Le groupe va-t-il continuer à cacher la vérité ? Le choix de couvrir un meurtre peut se comprendre dans une logique de survie. Mais couvrir un accident, par peur, par honte ou pour protéger une réputation, soulève d’autres types de questions morales. Il reste désormais deux épisodes à la série pour clore ce qui a été mis en place. La révélation sur Quiche est faite, mais elle ne résout pas tout. Au contraire, elle ouvre de nouvelles problématiques : comment Patty va-t-elle découvrir la mort de son mari ? Doug, toujours absent, va-t-il revenir et quel sera son état d’esprit ? Et surtout, que vont faire les membres du Garden Club maintenant qu’ils ne protègent plus un secret lié à la vengeance, mais un simple et triste accident ?
Si la série espère décrocher une deuxième saison, il faudra réussir à donner une vraie conclusion au fil narratif principal tout en laissant quelques portes entrouvertes. Ce genre d’équilibre est difficile à atteindre, surtout dans une série qui jongle autant avec les genres et les tons. Mais l’écriture a prouvé jusqu’ici qu’elle pouvait créer des personnages nuancés, parfois contradictoires, toujours humains. Ce qui fait tenir Grosse Pointe Garden Society, malgré ses hésitations, c’est cette capacité à ne jamais sombrer complètement dans le cynisme ni dans le pathos.

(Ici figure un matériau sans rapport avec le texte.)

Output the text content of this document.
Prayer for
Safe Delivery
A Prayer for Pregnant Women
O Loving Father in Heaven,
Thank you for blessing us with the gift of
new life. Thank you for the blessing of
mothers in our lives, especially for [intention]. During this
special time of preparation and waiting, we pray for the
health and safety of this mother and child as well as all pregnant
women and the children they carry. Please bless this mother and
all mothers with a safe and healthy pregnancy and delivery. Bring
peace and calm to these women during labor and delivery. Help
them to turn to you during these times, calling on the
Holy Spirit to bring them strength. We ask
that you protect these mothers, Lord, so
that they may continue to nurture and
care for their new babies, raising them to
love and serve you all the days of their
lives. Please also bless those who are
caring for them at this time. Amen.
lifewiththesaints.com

Même dans les moments les plus sombres, la série conserve une forme de recul, presque ironique, sur ses personnages. Cela ne les rend pas moins attachants. Au contraire. Ce refus de l’emphase permet de mieux capter ce qui les rend faillibles, donc crédibles. L’épisode 11 ne cherche pas à choquer gratuitement. Il choisit une voie plus subtile, plus tragique aussi, en montrant que les pires conséquences ne viennent pas toujours de la haine ou de la vengeance, mais parfois simplement de la maladresse et de la malchance.
Note : 6/10. En bref, un épisode plutôt sympathique qui fera regretter que la série ne soit pas renouvelée quand NBC l’annulera.